Heiter, wenn’s ernst wird – oder doch umgekehrt? „Hoffmanns Erzählungen“ in der Rheinoper
Zum Auftakt des neuen Jahres wird es vermeintlich heiter in der Straßburger Rheinoper. Aber Achtung - „Hoffmanns Erzählungen“ von Jacques Offenbach versetzen uns ab Montag in den wahren Ernst der Lage, wenn's allzu heiter wird.

(Michael Magercord) – Alkohol getränkte Opernbewältigung auf offener Bühne: In der Pause von Mozarts Don Giovanni wird der Säufer selbst zum unglücklichen Frauenheld. Jedenfalls in der weinseligen Rückschau auf seine Verflossenen. Und wenn der Maulheld auch noch ein Dichter ist? Dann wird’s poetisch, und je tränenreicher, desto mehr. Oder läuft da nicht doch alles nach einem Plan? Gesteht doch gleich zu Beginn die Muse des Dichterleins, die in der Mozartaufführung als Sängerin auftritt, den Kneipengänger über die Unglücksberauschtheit zu seiner ureigener Aufgabe zurückführen zu wollen: zur Literatur.
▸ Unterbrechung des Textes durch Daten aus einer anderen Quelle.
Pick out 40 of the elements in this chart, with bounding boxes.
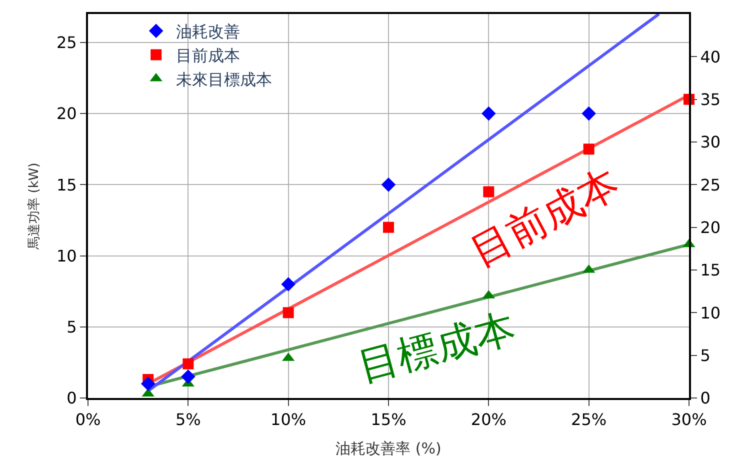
y2-tick-label: 15 <box>700 260 721 280</box>
y-tick-label: 15 <box>56 175 77 194</box>
y2-tick-label: 5 <box>700 346 710 365</box>
point <box>182 358 194 370</box>
y2-tick-label: 40 <box>700 47 721 66</box>
y2-tick-label: 20 <box>700 218 721 237</box>
x-tick-label: 30% <box>671 410 707 430</box>
x-tick-label: 0% <box>75 410 101 430</box>
y2-tick-label: 0 <box>700 388 710 408</box>
point <box>583 144 594 155</box>
point <box>181 370 196 384</box>
point <box>483 186 494 198</box>
point <box>281 277 296 292</box>
x-tick-label: 10% <box>270 410 306 430</box>
y-tick-label: 20 <box>56 104 77 124</box>
point <box>582 106 596 121</box>
y-tick-label: 25 <box>56 33 77 52</box>
legend-label: 未來目標成本 <box>176 70 272 89</box>
y2-tick-label: 25 <box>700 175 721 194</box>
y-tick-label: 5 <box>66 317 77 336</box>
point <box>482 106 496 121</box>
annotation: 目標成本 <box>354 304 520 391</box>
x-tick-label: 20% <box>470 410 506 430</box>
point <box>383 222 394 233</box>
y-axis-title: 馬達功率 (kW) <box>26 162 42 250</box>
legend-label: 目前成本 <box>176 46 240 65</box>
y2-tick-label: 10 <box>700 303 721 322</box>
x-tick-label: 5% <box>175 410 201 430</box>
x-tick-label: 25% <box>571 410 607 430</box>
x-tick-label: 15% <box>370 410 406 430</box>
y-tick-label: 10 <box>56 246 77 266</box>
legend-label: 油耗改善 <box>176 22 240 42</box>
point <box>282 307 294 318</box>
point <box>381 178 396 192</box>
y-tick-label: 0 <box>66 388 77 408</box>
y2-tick-label: 30 <box>700 132 721 152</box>
y2-tick-label: 35 <box>700 90 721 109</box>
x-axis-title: 油耗改善率 (%) <box>336 440 442 458</box>
point <box>140 376 156 391</box>
annotation: 目前成本 <box>464 160 627 276</box>
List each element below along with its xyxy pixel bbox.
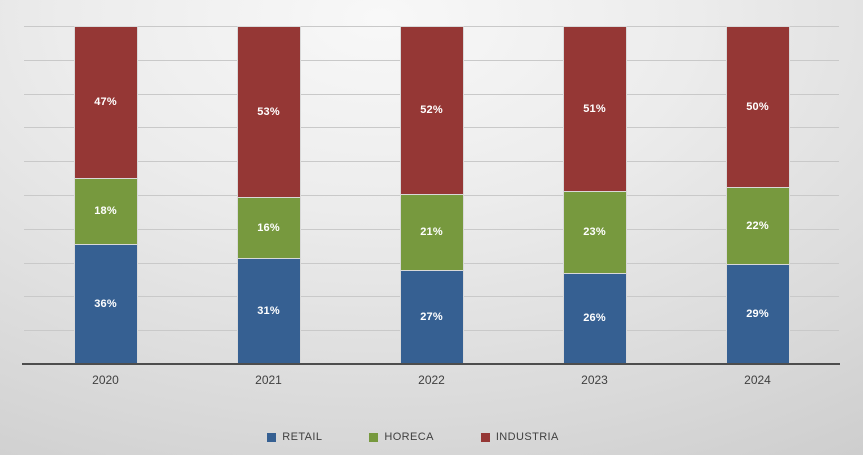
bar-2021: 53% 16% 31% — [236, 26, 301, 364]
data-label: 50% — [746, 100, 769, 113]
bar-segment-horeca: 16% — [236, 196, 301, 259]
bar-segment-industria: 47% — [73, 26, 138, 179]
data-label: 18% — [94, 205, 117, 218]
bar-segment-retail: 27% — [399, 269, 464, 364]
bar-slot: 53% 16% 31% — [187, 26, 350, 364]
bar-slot: 51% 23% 26% — [513, 26, 676, 365]
data-label: 52% — [420, 104, 443, 117]
x-axis-label: 2020 — [92, 373, 119, 387]
x-axis-label: 2022 — [418, 373, 445, 387]
bars-container: 47% 18% 36% 53% 16% 31% 52% 21% 27% 51% 23% 26% 50% 2… — [24, 26, 839, 365]
bar-segment-retail: 29% — [725, 264, 790, 364]
data-label: 22% — [746, 219, 769, 232]
legend-item-retail: RETAIL — [267, 431, 322, 443]
bar-2022: 52% 21% 27% — [399, 26, 464, 364]
bar-segment-horeca: 18% — [73, 177, 138, 245]
data-label: 51% — [583, 102, 606, 115]
data-label: 23% — [583, 226, 606, 239]
legend-label: HORECA — [384, 431, 434, 443]
x-axis-label: 2023 — [581, 373, 608, 387]
data-label: 26% — [583, 312, 606, 325]
data-label: 16% — [257, 221, 280, 234]
data-label: 36% — [94, 297, 117, 310]
legend-swatch-retail — [267, 432, 277, 442]
bar-segment-retail: 31% — [236, 257, 301, 364]
bar-segment-industria: 53% — [236, 26, 301, 198]
data-label: 21% — [420, 226, 443, 239]
bar-segment-horeca: 21% — [399, 193, 464, 271]
bar-segment-horeca: 23% — [562, 190, 627, 274]
data-label: 31% — [257, 304, 280, 317]
bar-2020: 47% 18% 36% — [73, 26, 138, 364]
legend-label: RETAIL — [282, 431, 323, 443]
data-label: 47% — [94, 96, 117, 109]
legend-item-horeca: HORECA — [369, 431, 433, 443]
data-label: 27% — [420, 310, 443, 323]
legend-swatch-horeca — [369, 432, 379, 442]
bar-slot: 52% 21% 27% — [350, 26, 513, 364]
bar-segment-industria: 52% — [399, 26, 464, 195]
bar-slot: 47% 18% 36% — [24, 26, 187, 364]
bar-2023: 51% 23% 26% — [562, 26, 627, 365]
data-label: 53% — [257, 105, 280, 118]
bar-slot: 50% 22% 29% — [676, 26, 839, 364]
x-axis-line — [22, 363, 840, 365]
legend-label: INDUSTRIA — [495, 431, 559, 443]
x-axis-label: 2021 — [255, 373, 282, 387]
bar-segment-horeca: 22% — [725, 186, 790, 266]
bar-segment-retail: 36% — [73, 243, 138, 364]
x-axis-labels: 2020 2021 2022 2023 2024 — [24, 373, 839, 387]
chart-legend: RETAIL HORECA INDUSTRIA — [0, 431, 826, 443]
data-label: 29% — [746, 308, 769, 321]
bar-segment-retail: 26% — [562, 272, 627, 365]
legend-item-industria: INDUSTRIA — [480, 431, 559, 443]
bar-segment-industria: 50% — [725, 26, 790, 188]
bar-segment-industria: 51% — [562, 26, 627, 192]
legend-swatch-industria — [480, 432, 490, 442]
plot-area: 47% 18% 36% 53% 16% 31% 52% 21% 27% 51% 23% 26% 50% 2… — [22, 26, 840, 365]
x-axis-label: 2024 — [744, 373, 771, 387]
bar-2024: 50% 22% 29% — [725, 26, 790, 364]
Der unglückliche Hoffmann, der nach keinem geringen als jenem romantischen Erzähler E.T.A. gleichen Nachnamens gestaltet wurde, ist unser Held, der seine Erzählungen über seine Liebschaften im Suff preisgibt. Olympia, Antonia, Giulietta hießen die drei Frauen, die er liebte und doch wieder verlor, als steckte er im uralten Teufelskreis aus Liebe und Verlust. Und es war kein Geringerer als Jacques Offenbach, der diesen Hoffmann nicht nur ins Erzählen kommen ließ, sondern auf die Opernbühne brachte.
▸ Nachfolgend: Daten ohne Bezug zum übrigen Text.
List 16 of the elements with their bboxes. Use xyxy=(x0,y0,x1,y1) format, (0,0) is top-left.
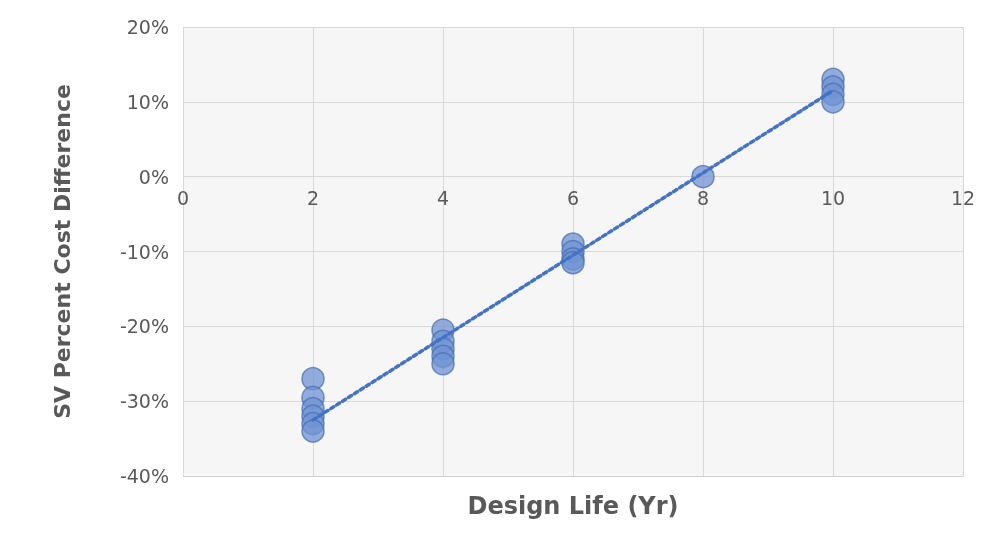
y-tick-label: 0% xyxy=(138,165,169,188)
x-tick-label: 8 xyxy=(696,187,710,210)
x-tick-label: 12 xyxy=(950,187,976,210)
y-tick-label: -30% xyxy=(119,390,169,413)
x-tick-label: 4 xyxy=(436,187,450,210)
y-tick-label: 10% xyxy=(126,90,169,113)
y-tick-label: -20% xyxy=(119,315,169,338)
x-tick-label: 6 xyxy=(566,187,580,210)
y-axis-title: SV Percent Cost Difference xyxy=(49,84,75,419)
x-tick-label: 10 xyxy=(820,187,846,210)
y-tick-label: 20% xyxy=(126,16,169,38)
y-tick-label: -10% xyxy=(119,240,169,263)
x-axis-title: Design Life (Yr) xyxy=(467,492,679,520)
x-tick-label: 2 xyxy=(306,187,320,210)
x-tick-label: 0 xyxy=(176,187,190,210)
y-tick-label: -40% xyxy=(119,465,169,487)
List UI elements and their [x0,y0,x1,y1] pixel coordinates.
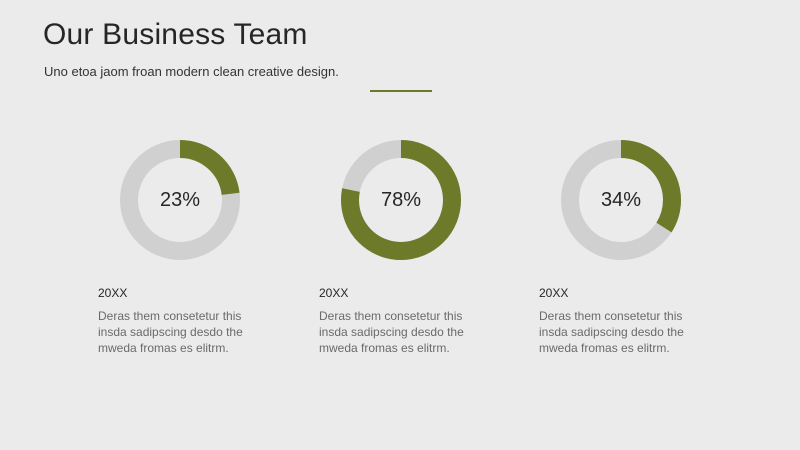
donut-chart: 78% [339,138,463,262]
accent-divider [370,90,432,92]
donut-svg [341,140,461,260]
card-description: Deras them consetetur this insda sadipsc… [98,309,243,355]
donut-percent-label: 34% [600,188,642,211]
card-year: 20XX [98,286,128,300]
donut-fill [341,140,461,260]
donut-percent-label: 23% [159,188,201,211]
donut-svg [120,140,240,260]
donut-svg [561,140,681,260]
stat-card-1: 23% 20XX Deras them consetetur this insd… [98,138,298,368]
stat-card-2: 78% 20XX Deras them consetetur this insd… [319,138,519,368]
card-year: 20XX [539,286,569,300]
donut-fill [120,140,240,260]
donut-chart: 34% [559,138,683,262]
donut-percent-label: 78% [380,188,422,211]
page-title: Our Business Team [43,18,308,51]
card-description: Deras them consetetur this insda sadipsc… [539,309,684,355]
donut-chart: 23% [118,138,242,262]
card-description: Deras them consetetur this insda sadipsc… [319,309,464,355]
stat-card-3: 34% 20XX Deras them consetetur this insd… [539,138,739,368]
donut-fill [561,140,681,260]
page-subtitle: Uno etoa jaom froan modern clean creativ… [44,64,339,79]
card-year: 20XX [319,286,349,300]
Offenbach war der Sohn eines jüdischen Synagogenkantors aus Köln, dessen Eltern noch Ebert hießen, bevor sie sich ihren hessischen Herkunftsort als Nachnamen zulegten. Das siebte von zehn Kindern, das noch als Jakob getauft wurde, zeigte sich schon früh musikalisch begabt, und da die Eltern großen Wert auf das Musische legten und zugleich großen Wert auf Wert, sollte er in der musischten Stadt der Welt sein Handwerk lernen, und das war in der Mitte des 19. Jahrhunderts nun einmal Paris.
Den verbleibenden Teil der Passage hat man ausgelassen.